Seniman, dalam berkarya seni menampilkan dunia yang absurd dari alam bawah sadar dan disimbolisasikan dalam karya seninya. Penggambaran alam pikiran bawah sadar menjadi obyek yang imajinatif dan fantastik merupakan salah satu metode sublimasi atas dorongan psikis yang telah mengalami represi. Karya seni merupakan gambaran dari harapan, mimpi, imajinasi dan fantasi dan atau bahkan merupakan bentuk pengungkapan emosi yang neurosis, kecemasan, ketakutan dan lain sebagainya. Freud (dNelson (ed) 2003: 164-165) mengatakan dalam teori psikoanalisisnya bahwa seni lahir hasil dari neurosis karena proses imajinasi kreatif dalam bentuk simbol, sedangkan simptom neurosis juga berbentuk simbol. Energi neurosis dibelokkan dari masalah realistis untuk menangani konflik batin. Hasil karya seni yang besar diciptakan oleh seniman neurotik, tapi keberhasilannya menunjukkan kekuatan genius untuk mengalahkan penyakit. Seni merupakan proses simbolisasi oleh seniman dari dorongan psikisnya. Fantasi akan menjadi seni jika diungkapkan dan dikontrol oleh ego yang bertanggungjawab, realistis dan logis. Camus (Sachari 2001: 26) mengatakan bahwa di luar bingkai, seniman adalah orang yang menolak dan sekaligus menerima dunia.
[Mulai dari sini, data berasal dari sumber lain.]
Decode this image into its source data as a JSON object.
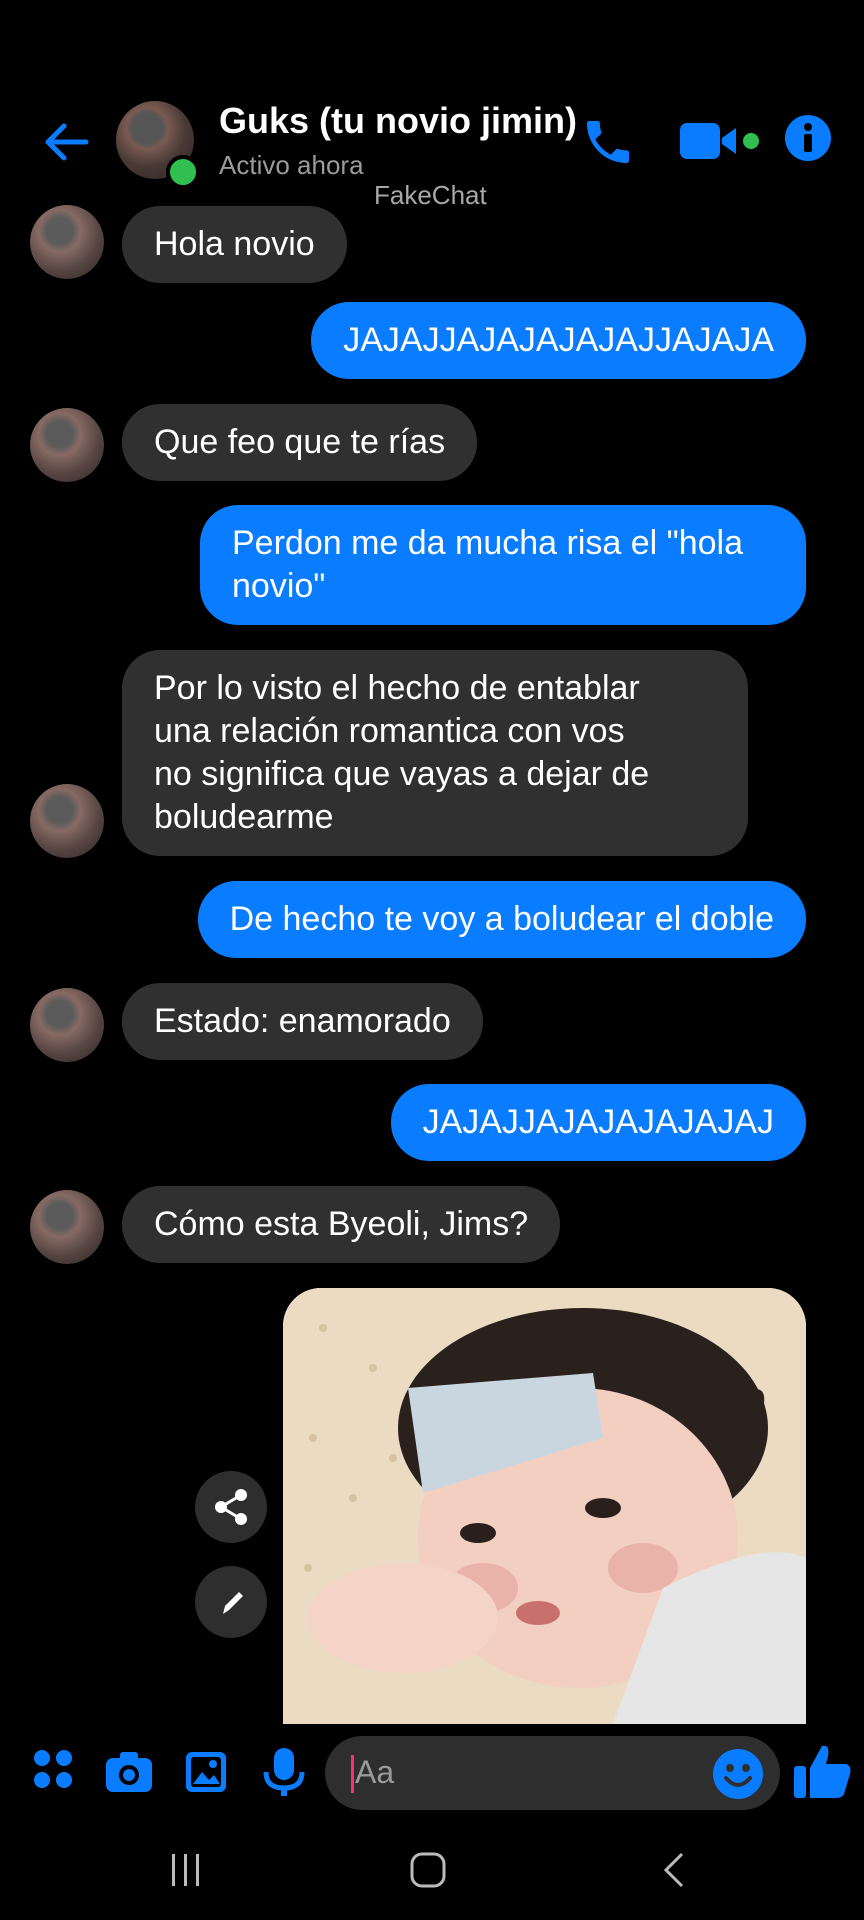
{
  "header": {
    "contact_name": "Guks (tu novio jimin)",
    "status": "Activo ahora",
    "watermark": "FakeChat",
    "icons": [
      "back-arrow-icon",
      "phone-icon",
      "video-camera-icon",
      "info-icon"
    ],
    "accent_color": "#0a7cff",
    "online_color": "#31c04f"
  },
  "messages": [
    {
      "from": "them",
      "text": "Hola novio"
    },
    {
      "from": "me",
      "text": "JAJAJJAJAJAJAJAJJAJAJA"
    },
    {
      "from": "them",
      "text": "Que feo que te rías"
    },
    {
      "from": "me",
      "line1": "Perdon me da mucha risa el \"hola",
      "line2": "novio\""
    },
    {
      "from": "them",
      "line1": "Por lo visto el hecho de entablar",
      "line2": "una relación romantica con vos",
      "line3": "no significa que vayas a dejar de",
      "line4": "boludearme"
    },
    {
      "from": "me",
      "text": "De hecho te voy a boludear el doble"
    },
    {
      "from": "them",
      "text": "Estado: enamorado"
    },
    {
      "from": "me",
      "text": "JAJAJJAJAJAJAJAJAJ"
    },
    {
      "from": "them",
      "text": "Cómo esta Byeoli, Jims?"
    },
    {
      "from": "me",
      "type": "photo"
    }
  ],
  "composer": {
    "placeholder": "Aa",
    "icons": [
      "apps-icon",
      "camera-icon",
      "gallery-icon",
      "microphone-icon",
      "emoji-icon",
      "thumbs-up-icon"
    ]
  },
  "photo_actions": [
    "share-icon",
    "edit-icon"
  ],
  "navbar": [
    "recent-apps-icon",
    "home-icon",
    "back-icon"
  ]
}
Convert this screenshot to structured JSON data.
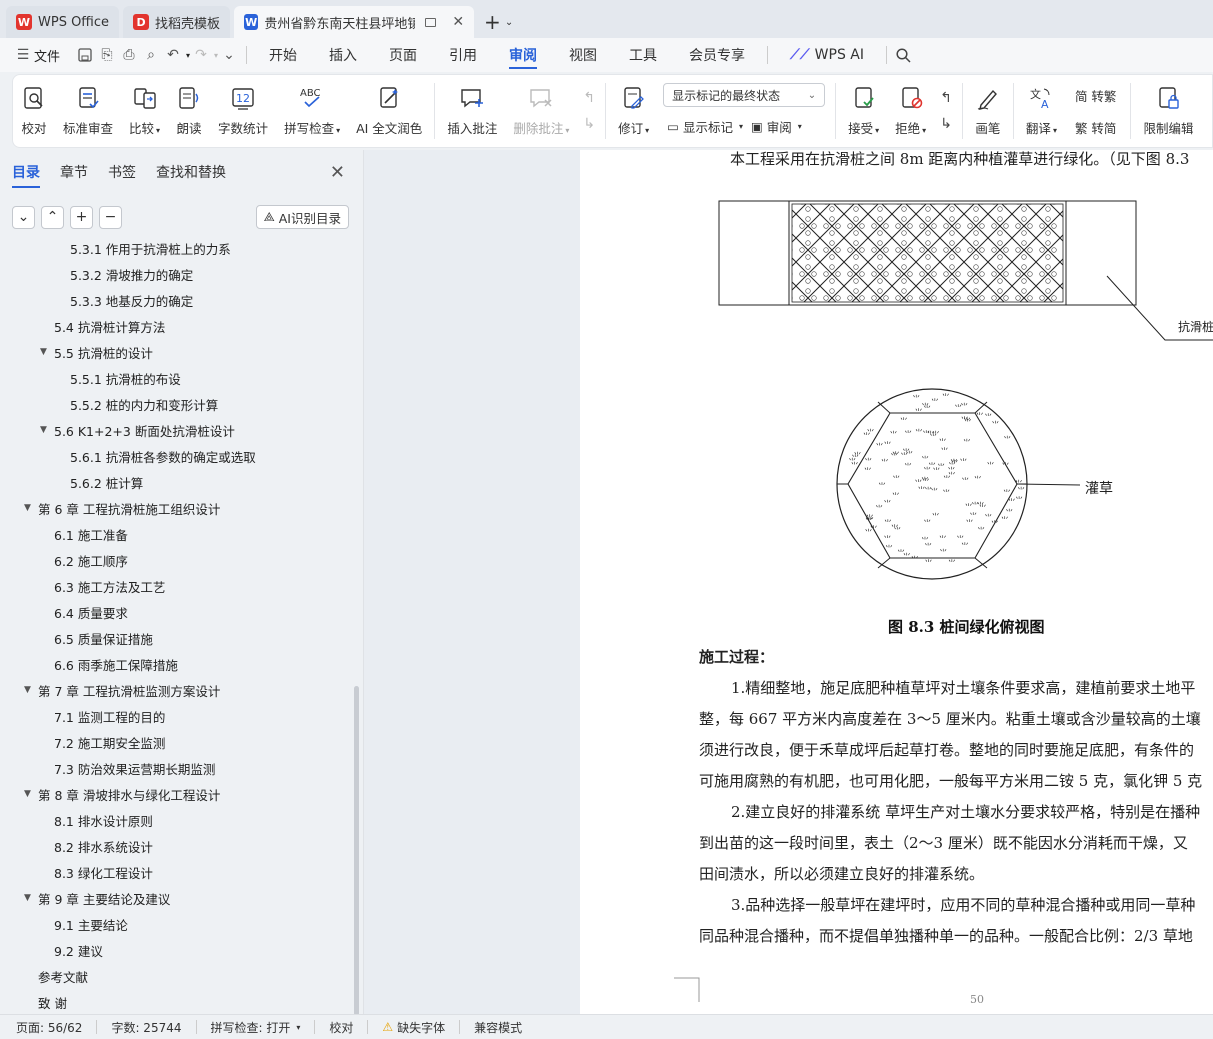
{
  "tabs": [
    {
      "label": "WPS Office",
      "logo": "W",
      "color": "#e2342e"
    },
    {
      "label": "找稻壳模板",
      "logo": "D",
      "color": "#e2342e"
    },
    {
      "label": "贵州省黔东南天柱县坪地镇茉",
      "logo": "W",
      "color": "#2a62d9"
    }
  ],
  "menu": {
    "file": "文件",
    "items": [
      "开始",
      "插入",
      "页面",
      "引用",
      "审阅",
      "视图",
      "工具",
      "会员专享"
    ],
    "active": "审阅",
    "wps_ai": "WPS AI"
  },
  "ribbon": {
    "proofread": "校对",
    "standard_review": "标准审查",
    "compare": "比较",
    "read_aloud": "朗读",
    "word_count": "字数统计",
    "spell_check": "拼写检查",
    "ai_polish": "AI 全文润色",
    "insert_comment": "插入批注",
    "delete_comment": "删除批注",
    "revise": "修订",
    "markup_state": "显示标记的最终状态",
    "show_markup": "显示标记",
    "review": "审阅",
    "accept": "接受",
    "reject": "拒绝",
    "pen": "画笔",
    "translate": "翻译",
    "to_traditional": "简 转繁",
    "to_simplified": "繁 转简",
    "restrict_edit": "限制编辑"
  },
  "pane": {
    "tabs": [
      "目录",
      "章节",
      "书签",
      "查找和替换"
    ],
    "ai_toc": "AI识别目录",
    "toc": [
      {
        "label": "5.3.1  作用于抗滑桩上的力系",
        "level": 3
      },
      {
        "label": "5.3.2  滑坡推力的确定",
        "level": 3
      },
      {
        "label": "5.3.3  地基反力的确定",
        "level": 3
      },
      {
        "label": "5.4  抗滑桩计算方法",
        "level": 2
      },
      {
        "label": "5.5  抗滑桩的设计",
        "level": 2,
        "expanded": true
      },
      {
        "label": "5.5.1  抗滑桩的布设",
        "level": 3
      },
      {
        "label": "5.5.2  桩的内力和变形计算",
        "level": 3
      },
      {
        "label": "5.6 K1+2+3 断面处抗滑桩设计",
        "level": 2,
        "expanded": true
      },
      {
        "label": "5.6.1  抗滑桩各参数的确定或选取",
        "level": 3
      },
      {
        "label": "5.6.2  桩计算",
        "level": 3
      },
      {
        "label": "第 6 章  工程抗滑桩施工组织设计",
        "level": 1,
        "expanded": true
      },
      {
        "label": "6.1  施工准备",
        "level": 2
      },
      {
        "label": "6.2  施工顺序",
        "level": 2
      },
      {
        "label": "6.3 施工方法及工艺",
        "level": 2
      },
      {
        "label": "6.4  质量要求",
        "level": 2
      },
      {
        "label": "6.5  质量保证措施",
        "level": 2
      },
      {
        "label": "6.6  雨季施工保障措施",
        "level": 2
      },
      {
        "label": "第 7 章  工程抗滑桩监测方案设计",
        "level": 1,
        "expanded": true
      },
      {
        "label": "7.1  监测工程的目的",
        "level": 2
      },
      {
        "label": "7.2  施工期安全监测",
        "level": 2
      },
      {
        "label": "7.3  防治效果运营期长期监测",
        "level": 2
      },
      {
        "label": "第 8 章  滑坡排水与绿化工程设计",
        "level": 1,
        "expanded": true
      },
      {
        "label": "8.1  排水设计原则",
        "level": 2
      },
      {
        "label": "8.2  排水系统设计",
        "level": 2
      },
      {
        "label": "8.3  绿化工程设计",
        "level": 2
      },
      {
        "label": "第 9 章  主要结论及建议",
        "level": 1,
        "expanded": true
      },
      {
        "label": "9.1  主要结论",
        "level": 2
      },
      {
        "label": "9.2  建议",
        "level": 2
      },
      {
        "label": "参考文献",
        "level": 1
      },
      {
        "label": "致      谢",
        "level": 1
      }
    ]
  },
  "document": {
    "intro": "本工程采用在抗滑桩之间 8m 距离内种植灌草进行绿化。（见下图 8.3",
    "label_pile": "抗滑桩",
    "label_shrub": "灌草",
    "figure_title": "图 8.3  桩间绿化俯视图",
    "section_heading": "施工过程：",
    "paragraphs": [
      "1.精细整地，施足底肥种植草坪对土壤条件要求高，建植前要求土地平",
      "整，每 667 平方米内高度差在 3～5 厘米内。粘重土壤或含沙量较高的土壤",
      "须进行改良，便于禾草成坪后起草打卷。整地的同时要施足底肥，有条件的",
      "可施用腐熟的有机肥，也可用化肥，一般每平方米用二铵 5 克，氯化钾 5 克",
      "2.建立良好的排灌系统  草坪生产对土壤水分要求较严格，特别是在播种",
      "到出苗的这一段时间里，表土（2～3 厘米）既不能因水分消耗而干燥，又",
      "田间渍水，所以必须建立良好的排灌系统。",
      "3.品种选择一般草坪在建坪时，应用不同的草种混合播种或用同一草种",
      "同品种混合播种，而不提倡单独播种单一的品种。一般配合比例：2/3 草地"
    ],
    "page_number": "50"
  },
  "status": {
    "page": "页面: 56/62",
    "words": "字数: 25744",
    "spell": "拼写检查: 打开",
    "proof": "校对",
    "missing_font": "缺失字体",
    "compat": "兼容模式"
  }
}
Seniman juga ingin mengubah dunia menjadi lebih indah, lebih teratur, dan lebih bermakna.

SENI SEBAGAI KRITIK SOSIAL
Seni memiliki arti penting dalam kehidupan sebagai media kritik terhadap realitas sosial baik dilakukan oleh individu maupun secara kolektif oleh sekelompok seniman. Langer (The Liang Gie 1996: 30) mengatakan :
Seni merupakan ujung tombak dari perkembangan manusia, sosial, dan individual. Usaha merendahkan seni merupakan gejala yang paling pasti dari kemerosotan suku bangsa. Pertumbuhan suatu seni baru atau bahkan suatu gaya yang besar dan radikal senantiasa memperlihatkan suatu budi pikiran yang muda dan penuh semangat, secara kolektif atau sendirian.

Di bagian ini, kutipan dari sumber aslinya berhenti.